My phone beeps and I dig it out of my pocket. It’s a message from Jeremiah. Life still sucks, but I can’t help but smile.
Every weekend I like to go to different places, tasting other people’s food. I don’t discriminate. Sometimes it’s Iya-Basira with wooden benches and rubber bowls for you to wash your hands in, and other times it is big name restaurants that have waiters in uniform who bring you bills you’ll regret tomorrow.
This weekend it’s a sports bar in a corner of town. I go alone, always. Other people are a distraction. They want to talk and make conversation when I really just want to eat.
It is loud and rowdy. It’s Saturday night so the place is full of people watching a football match. I like football as much as the next guy, but I don’t have the same fascination as most people. I have my teams. I have the jerseys. But I don’t have the time to follow every league in Christendom. This one is a minor match between minor teams no one should care about.
I sit at the bar and order my food- their most popular item; a burger and a spicy chicken salad. After I order I put on my timer and wait to see how long it will take. 26 minutes. Too long. I approach the food seriously. I drink water to clear my palate. Take a bite. Chew it slowly, trying to place the ingredients and decide whether I like it or not. First impressions. If you don’t like it with the first bite, you don’t like it. This one is just okay.
I am eating and texting back and forth with Sarah- she has a great sense of humour- and Lanre at the same time. Someone taps lightly on my shoulder. I half turn in the direction and see a face I haven’t seen since Uni and inside me, I harden. Nene. She is pretty and, since we’re being polite, generously endowed. That was always my type.
She is all smiles. She seems genuinely pleased to see me. She’s going on… Long time. You look good. What are you up to?
Nothing in her says, ‘I feel guilty I screwed your father for a little bit.’ But then I don’t think she knows that I know. And really, no need to be unfair to her, who didn’t he chase?

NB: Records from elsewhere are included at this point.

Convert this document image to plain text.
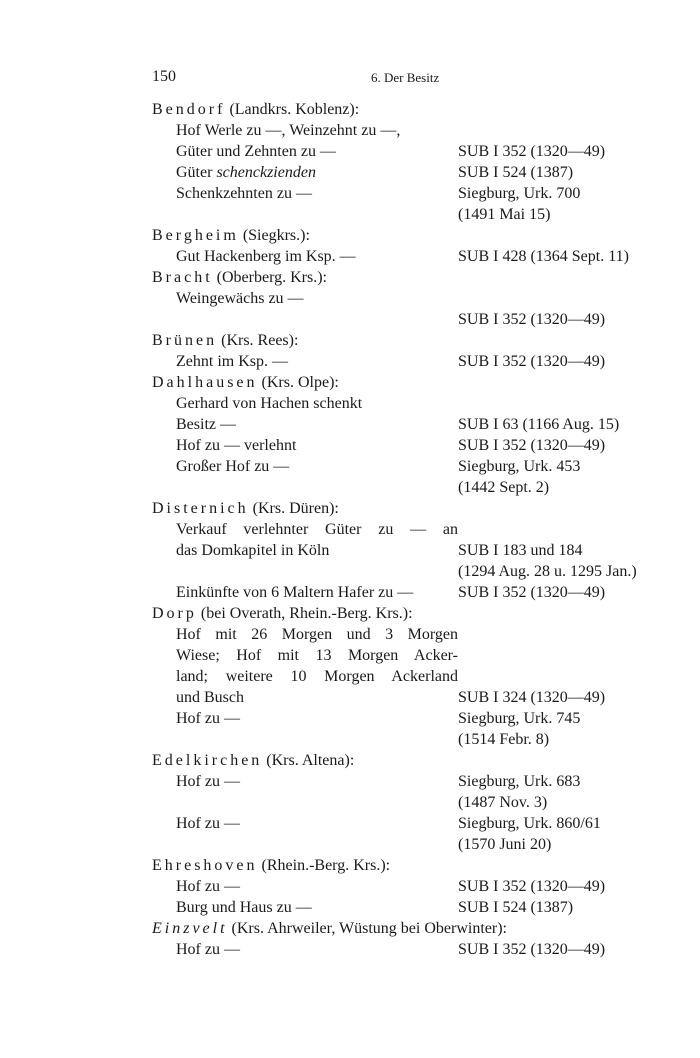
150	6. Der Besitz
Bendorf (Landkrs. Koblenz):
Hof Werle zu —, Weinzehnt zu —,
Güter und Zehnten zu —	SUB I 352 (1320—49)
Güter schenckzienden	SUB I 524 (1387)
Schenkzehnten zu —	Siegburg, Urk. 700

(1491 Mai 15)
Bergheim (Siegkrs.):
Gut Hackenberg im Ksp. —	SUB I 428 (1364 Sept. 11)
Bracht (Oberberg. Krs.):
Weingewächs zu —

SUB I 352 (1320—49)
Brünen (Krs. Rees):
Zehnt im Ksp. —	SUB I 352 (1320—49)
Dahlhausen (Krs. Olpe):
Gerhard von Hachen schenkt
Besitz —	SUB I 63 (1166 Aug. 15)
Hof zu — verlehnt	SUB I 352 (1320—49)
Großer Hof zu —	Siegburg, Urk. 453

(1442 Sept. 2)
Disternich (Krs. Düren):
Verkauf verlehnter Güter zu — an
das Domkapitel in Köln	SUB I 183 und 184

(1294 Aug. 28 u. 1295 Jan.)
Einkünfte von 6 Maltern Hafer zu —	SUB I 352 (1320—49)
Dorp (bei Overath, Rhein.-Berg. Krs.):
Hof mit 26 Morgen und 3 Morgen
Wiese; Hof mit 13 Morgen Acker-
land; weitere 10 Morgen Ackerland
und Busch	SUB I 324 (1320—49)
Hof zu —	Siegburg, Urk. 745

(1514 Febr. 8)
Edelkirchen (Krs. Altena):
Hof zu —	Siegburg, Urk. 683

(1487 Nov. 3)
Hof zu —	Siegburg, Urk. 860/61

(1570 Juni 20)
Ehreshoven (Rhein.-Berg. Krs.):
Hof zu —	SUB I 352 (1320—49)
Burg und Haus zu —	SUB I 524 (1387)
Einzvelt (Krs. Ahrweiler, Wüstung bei Oberwinter):
Hof zu —	SUB I 352 (1320—49)
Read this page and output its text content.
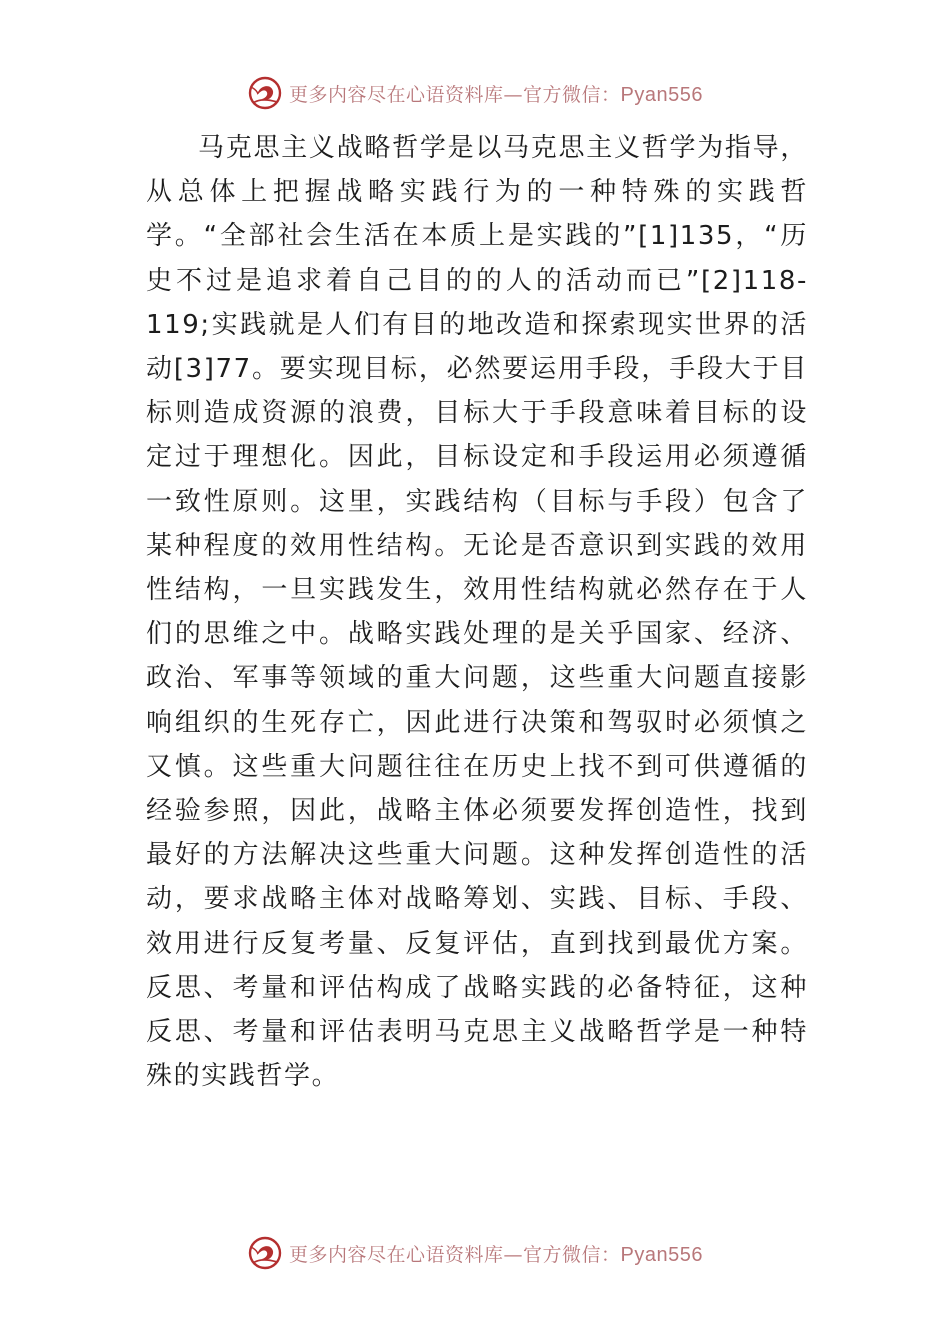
更多内容尽在心语资料库—官方微信：Pyan556

马克思主义战略哲学是以马克思主义哲学为指导，从总体上把握战略实践行为的一种特殊的实践哲学。“全部社会生活在本质上是实践的”[1]135，“历史不过是追求着自己目的的人的活动而已”[2]118-119;实践就是人们有目的地改造和探索现实世界的活动[3]77。要实现目标，必然要运用手段，手段大于目标则造成资源的浪费，目标大于手段意味着目标的设定过于理想化。因此，目标设定和手段运用必须遵循一致性原则。这里，实践结构（目标与手段）包含了某种程度的效用性结构。无论是否意识到实践的效用性结构，一旦实践发生，效用性结构就必然存在于人们的思维之中。战略实践处理的是关乎国家、经济、政治、军事等领域的重大问题，这些重大问题直接影响组织的生死存亡，因此进行决策和驾驭时必须慎之又慎。这些重大问题往往在历史上找不到可供遵循的经验参照，因此，战略主体必须要发挥创造性，找到最好的方法解决这些重大问题。这种发挥创造性的活动，要求战略主体对战略筹划、实践、目标、手段、效用进行反复考量、反复评估，直到找到最优方案。反思、考量和评估构成了战略实践的必备特征，这种反思、考量和评估表明马克思主义战略哲学是一种特殊的实践哲学。

更多内容尽在心语资料库—官方微信：Pyan556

I look down at my food. I’ve lost my appetite. You know all those old, dark questions about yourself you like to pretend are not there? They start to rise again. About the type of person I am. About the possible things our childhoods have programmed into us. Things that may be lying under the surface, waiting for the right moment to pop out and mess us up. People have always said I am a lot like him. Like father, like son. I’m never comfortable when they say that.
She finally notices my lack of interest in this conversation and rises to leave. Now that she has successfully ruined my mood. I push the food aside. I doubt I could taste it now anyway.